I am not going to say it again. There is no one else I need say it to. This was the last time –

‘I killed Julie. Verity, I mean. I shot her myself.’

He put his own cup down on the desk with a clatter and stared at me. ‘I beg your pardon?’

‘I’m afraid of being tried for murder.’

I looked away from him, at the drain in the floor. This was the place where the German spy tried to strangle Eva Seiler. I shivered, actually shivered, when I realised that. I have never seen such hideous bruises in my entire life, not before or since. Julie was tortured in this room.

When I looked back at Balliol he was still leaning against the desk, his shoulders slumped, spectacles pushed back on his head, pinching his nose between his fingers as though he had a migraine.

‘I’m afraid of hanging,’ I added miserably.

‘Great Scott, girl,’ he snapped, and jammed the specs back down over his eyes. ‘You’ll have to tell me what happened. I confess you have – startled me, but as I’m not wearing my judge’s wig at the moment, let’s have it.’

‘They were transporting her in a bus full of prisoners to one of their concentration camps and we tried to stop it –’

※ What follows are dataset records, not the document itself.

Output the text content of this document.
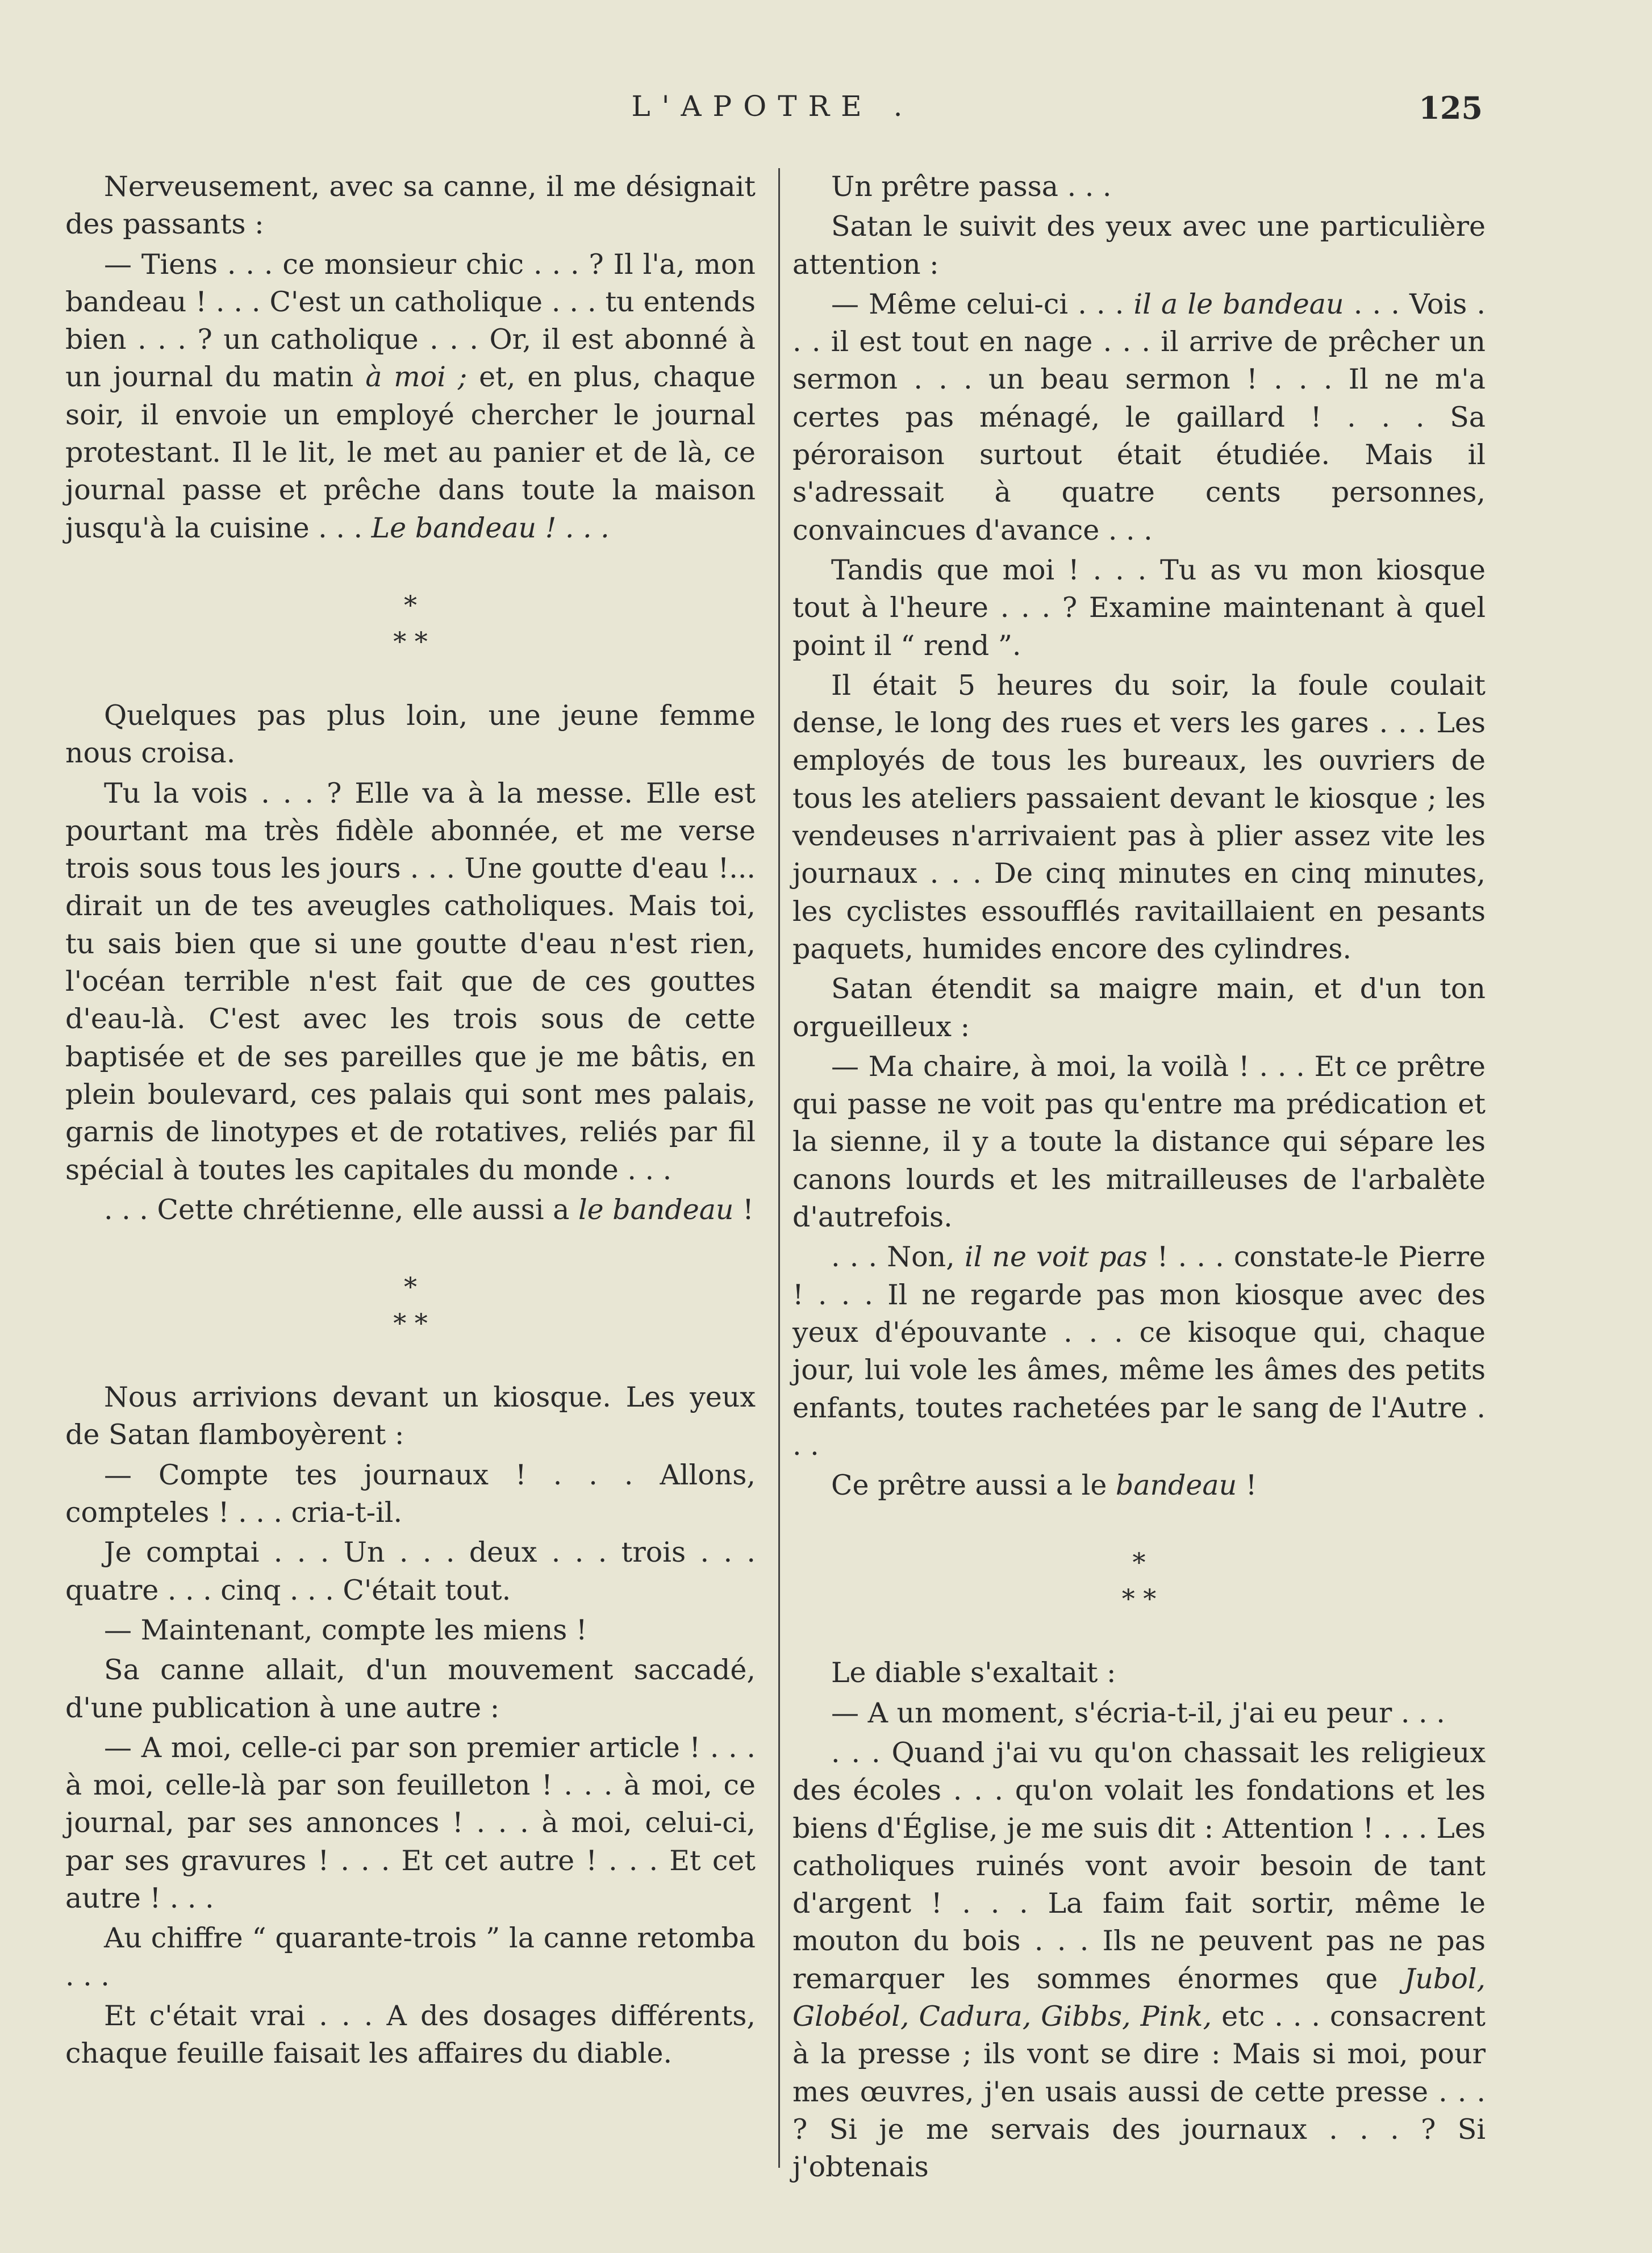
L'APOTRE .	125

Nerveusement, avec sa canne, il me désignait des passants :

— Tiens . . . ce monsieur chic . . . ? Il l'a, mon bandeau ! . . . C'est un catholique . . . tu entends bien . . . ? un catholique . . . Or, il est abonné à un journal du matin à moi ; et, en plus, chaque soir, il envoie un employé chercher le journal protestant. Il le lit, le met au panier et de là, ce journal passe et prêche dans toute la maison jusqu'à la cuisine . . . Le bandeau ! . . .

*
* *

Quelques pas plus loin, une jeune femme nous croisa.

Tu la vois . . . ? Elle va à la messe. Elle est pourtant ma très fidèle abonnée, et me verse trois sous tous les jours . . . Une goutte d'eau !... dirait un de tes aveugles catholiques. Mais toi, tu sais bien que si une goutte d'eau n'est rien, l'océan terrible n'est fait que de ces gouttes d'eau-là. C'est avec les trois sous de cette baptisée et de ses pareilles que je me bâtis, en plein boulevard, ces palais qui sont mes palais, garnis de linotypes et de rotatives, reliés par fil spécial à toutes les capitales du monde . . .

. . . Cette chrétienne, elle aussi a le bandeau !

*
* *

Nous arrivions devant un kiosque. Les yeux de Satan flamboyèrent :

— Compte tes journaux ! . . . Allons, compteles ! . . . cria-t-il.

Je comptai . . . Un . . . deux . . . trois . . . quatre . . . cinq . . . C'était tout.

— Maintenant, compte les miens !

Sa canne allait, d'un mouvement saccadé, d'une publication à une autre :

— A moi, celle-ci par son premier article ! . . . à moi, celle-là par son feuilleton ! . . . à moi, ce journal, par ses annonces ! . . . à moi, celui-ci, par ses gravures ! . . . Et cet autre ! . . . Et cet autre ! . . .

Au chiffre “ quarante-trois ” la canne retomba . . .

Et c'était vrai . . . A des dosages différents, chaque feuille faisait les affaires du diable.

Un prêtre passa . . .

Satan le suivit des yeux avec une particulière attention :

— Même celui-ci . . . il a le bandeau . . . Vois . . . il est tout en nage . . . il arrive de prêcher un sermon . . . un beau sermon ! . . . Il ne m'a certes pas ménagé, le gaillard ! . . . Sa péroraison surtout était étudiée. Mais il s'adressait à quatre cents personnes, convaincues d'avance . . .

Tandis que moi ! . . . Tu as vu mon kiosque tout à l'heure . . . ? Examine maintenant à quel point il “ rend ”.

Il était 5 heures du soir, la foule coulait dense, le long des rues et vers les gares . . . Les employés de tous les bureaux, les ouvriers de tous les ateliers passaient devant le kiosque ; les vendeuses n'arrivaient pas à plier assez vite les journaux . . . De cinq minutes en cinq minutes, les cyclistes essoufflés ravitaillaient en pesants paquets, humides encore des cylindres.

Satan étendit sa maigre main, et d'un ton orgueilleux :

— Ma chaire, à moi, la voilà ! . . . Et ce prêtre qui passe ne voit pas qu'entre ma prédication et la sienne, il y a toute la distance qui sépare les canons lourds et les mitrailleuses de l'arbalète d'autrefois.

. . . Non, il ne voit pas ! . . . constate-le Pierre ! . . . Il ne regarde pas mon kiosque avec des yeux d'épouvante . . . ce kisoque qui, chaque jour, lui vole les âmes, même les âmes des petits enfants, toutes rachetées par le sang de l'Autre . . .

Ce prêtre aussi a le bandeau !

*
* *

Le diable s'exaltait :

— A un moment, s'écria-t-il, j'ai eu peur . . .

. . . Quand j'ai vu qu'on chassait les religieux des écoles . . . qu'on volait les fondations et les biens d'Église, je me suis dit : Attention ! . . . Les catholiques ruinés vont avoir besoin de tant d'argent ! . . . La faim fait sortir, même le mouton du bois . . . Ils ne peuvent pas ne pas remarquer les sommes énormes que Jubol, Globéol, Cadura, Gibbs, Pink, etc . . . consacrent à la presse ; ils vont se dire : Mais si moi, pour mes œuvres, j'en usais aussi de cette presse . . . ? Si je me servais des journaux . . . ? Si j'obtenais
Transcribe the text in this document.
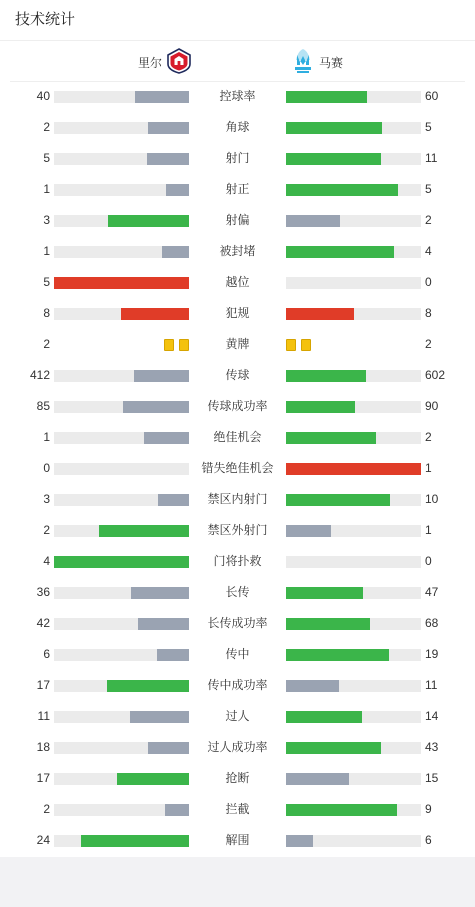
技术统计
里尔	马赛
40	控球率	60
2	角球	5
5	射门	11
1	射正	5
3	射偏	2
1	被封堵	4
5	越位	0
8	犯规	8
2	黄牌	2
412	传球	602
85	传球成功率	90
1	绝佳机会	2
0	错失绝佳机会	1
3	禁区内射门	10
2	禁区外射门	1
4	门将扑救	0
36	长传	47
42	长传成功率	68
6	传中	19
17	传中成功率	11
11	过人	14
18	过人成功率	43
17	抢断	15
2	拦截	9
24	解围	6
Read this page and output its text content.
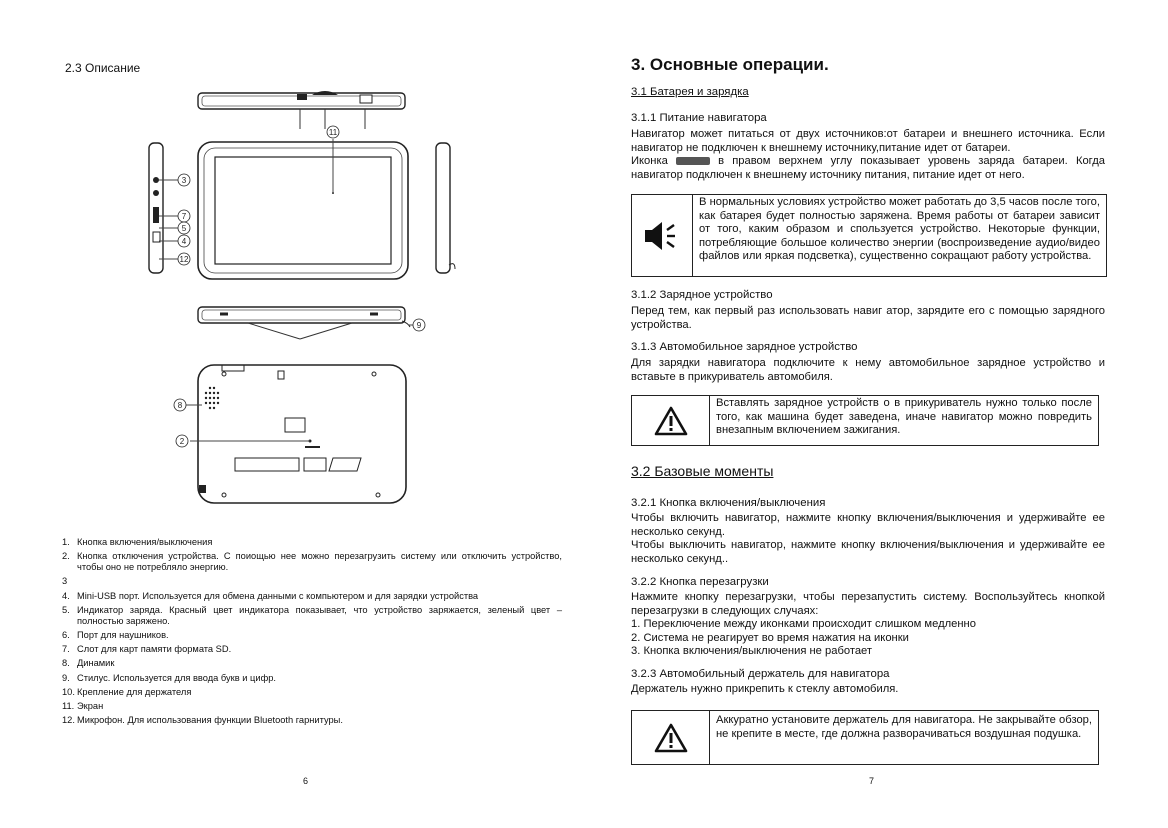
2.3 Описание
11
3
7
5
4
12
9
8
2
1. Кнопка включения/выключения
2. Кнопка отключения устройства. С поиощью нее можно перезагрузить систему или отключить устройство, чтобы оно не потребляло энергию.
3
4. Mini-USB порт. Используется для обмена данными с компьютером и для зарядки устройства
5. Индикатор заряда. Красный цвет индикатора показывает, что устройство заряжается, зеленый цвет – полностью заряжено.
6. Порт для наушников.
7. Слот для карт памяти формата SD.
8. Динамик
9. Стилус. Используется для ввода букв и цифр.
10. Крепление для держателя
11. Экран
12. Микрофон. Для использования функции Bluetooth гарнитуры.
6
3. Основные операции.
3.1 Батарея и зарядка
3.1.1 Питание навигатора
Навигатор может питаться от двух источников:от батареи и внешнего источника. Если навигатор не подключен к внешнему источнику,питание идет от батареи.
Иконка	в правом верхнем углу показывает уровень заряда батареи. Когда навигатор подключен к внешнему источнику питания, питание идет от него.
В нормальных условиях устройство может работать до 3,5 часов после того, как батарея будет полностью заряжена. Время работы от батареи зависит от того, каким образом и спользуется устройство. Некоторые функции, потребляющие большое количество энергии (воспроизведение аудио/видео файлов или яркая подсветка), существенно сокращают работу устройства.
3.1.2 Зарядное устройство
Перед тем, как первый раз использовать навиг атор, зарядите его с помощью зарядного устройства.
3.1.3 Автомобильное зарядное устройство
Для зарядки навигатора подключите к нему автомобильное зарядное устройство и вставьте в прикуриватель автомобиля.
Вставлять зарядное устройств о в прикуриватель нужно только после того, как машина будет заведена, иначе навигатор можно повредить внезапным включением зажигания.
3.2 Базовые моменты
3.2.1 Кнопка включения/выключения
Чтобы включить навигатор, нажмите кнопку включения/выключения и удерживайте ее несколько секунд.
Чтобы выключить навигатор, нажмите кнопку включения/выключения и удерживайте ее несколько секунд..
3.2.2 Кнопка перезагрузки
Нажмите кнопку перезагрузки, чтобы перезапустить систему. Воспользуйтесь кнопкой перезагрузки в следующих случаях:
1. Переключение между иконками происходит слишком медленно
2. Система не реагирует во время нажатия на иконки
3. Кнопка включения/выключения не работает
3.2.3 Автомобильный держатель для навигатора
Держатель нужно прикрепить к стеклу автомобиля.
Аккуратно установите держатель для навигатора. Не закрывайте обзор, не крепите в месте, где должна разворачиваться воздушная подушка.
7
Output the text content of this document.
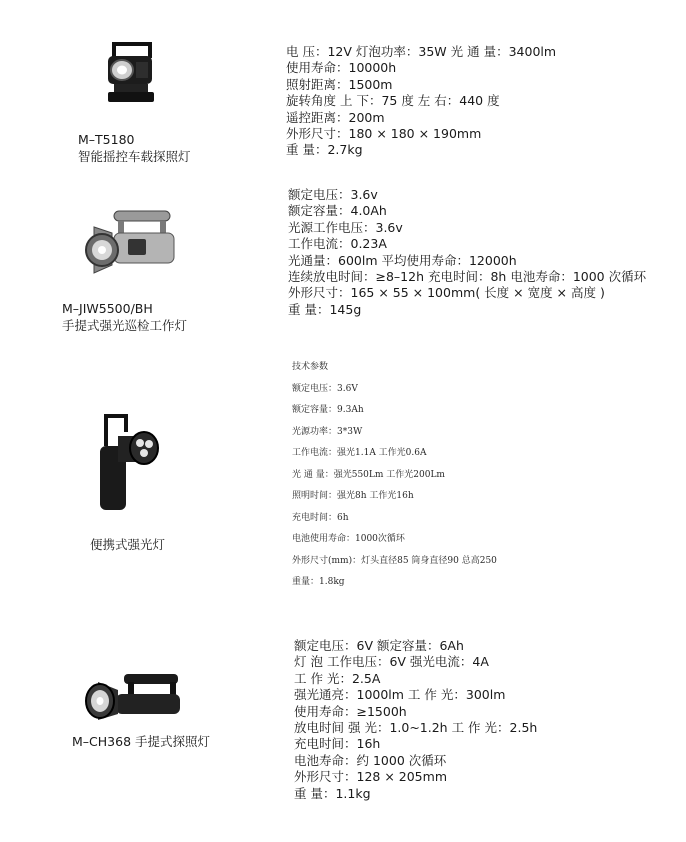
M–T5180
智能摇控车载探照灯
电 压：12V 灯泡功率：35W 光 通 量：3400lm
使用寿命：10000h
照射距离：1500m
旋转角度 上 下：75 度 左 右：440 度
遥控距离：200m
外形尺寸：180 × 180 × 190mm
重 量：2.7kg
M–JIW5500/BH
手提式强光巡检工作灯
额定电压：3.6v
额定容量：4.0Ah
光源工作电压：3.6v
工作电流：0.23A
光通量：600lm 平均使用寿命：12000h
连续放电时间：≥8–12h 充电时间：8h 电池寿命：1000 次循环
外形尺寸：165 × 55 × 100mm( 长度 × 宽度 × 高度 )
重 量：145g
便携式强光灯
技术参数
额定电压：3.6V
额定容量：9.3Ah
光源功率：3*3W
工作电流：强光1.1A 工作光0.6A
光 通 量：强光550Lm 工作光200Lm
照明时间：强光8h 工作光16h
充电时间：6h
电池使用寿命：1000次循环
外形尺寸(mm)：灯头直径85 筒身直径90 总高250
重量：1.8kg
M–CH368 手提式探照灯
额定电压：6V 额定容量：6Ah
灯 泡 工作电压：6V 强光电流：4A
工 作 光：2.5A
强光通亮：1000lm 工 作 光：300lm
使用寿命：≥1500h
放电时间 强 光：1.0~1.2h 工 作 光：2.5h
充电时间：16h
电池寿命：约 1000 次循环
外形尺寸：128 × 205mm
重 量：1.1kg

He interrupted plaintively, ‘Must it be the murder first? Go back a bit.’ He peered at me with an anxious frown. ‘Mea culpa, forgive me. Unfortunate choice of words. You didn’t say it was murder, did you? Only you’re worried others might see it that way . . . Possibly a mistake, or an accident. Well, out with it, my child. Start from the beginning, when you landed in France.’

I told him everything – well, almost everything. There is one thing I didn’t tell him about, and that is this big stack of paper I have been humping around in my flight bag – everything Julie’s written, everything I’ve written, all her scraps of hotel stationery and sheet music and my Pilot’s Notes and Etienne’s exercise book – I didn’t tell him there’s a written record.

I’m amazed at what a smooth liar I’ve become. Or, not a liar exactly – I didn’t lie to him. The story I gave him isn’t like a pullover full of holes, dropped stitches that will easily unravel when you start to poke at them. More like – slip one, knit one, pass slipped stitch over. Between Penn and Engel there was enough information that I didn’t need to mention I’d got Julie’s written confession up in my bedroom. Because I’m jolly well not turning it over to some filing clerk in London. It is mine.

And my own notes – well, I need them so I can make a proper report for the Accident Committee.

It did take a long time, the telling. Sgt Silvey brought us another pot of tea and then another. At the end Balliol assured me quietly, ‘You won’t hang.’

‘But I’m responsible.’

‘No more than I.’ He looked away. ‘Tortured and sent off to be used as a lab specimen – dear God. That lovely, clever girl. I may as well – I am wretched. No, you’ll not hang.’

He drew a long, shaking breath. ‘“Killed in action” was what the first wire told us, and “killed in action” the verdict shall remain,’ he said firmly. ‘She was killed in action by this account, and given the number of people who died under fire that night I don’t think we need give out details of who shot whom. Your story shall not leave this building. You’ve not told anyone here what happened, have you?’

‘I told her brother,’ I said. ‘And anyway you bug this room. People listen through the shutters to the kitchen. It’ll have to come out.’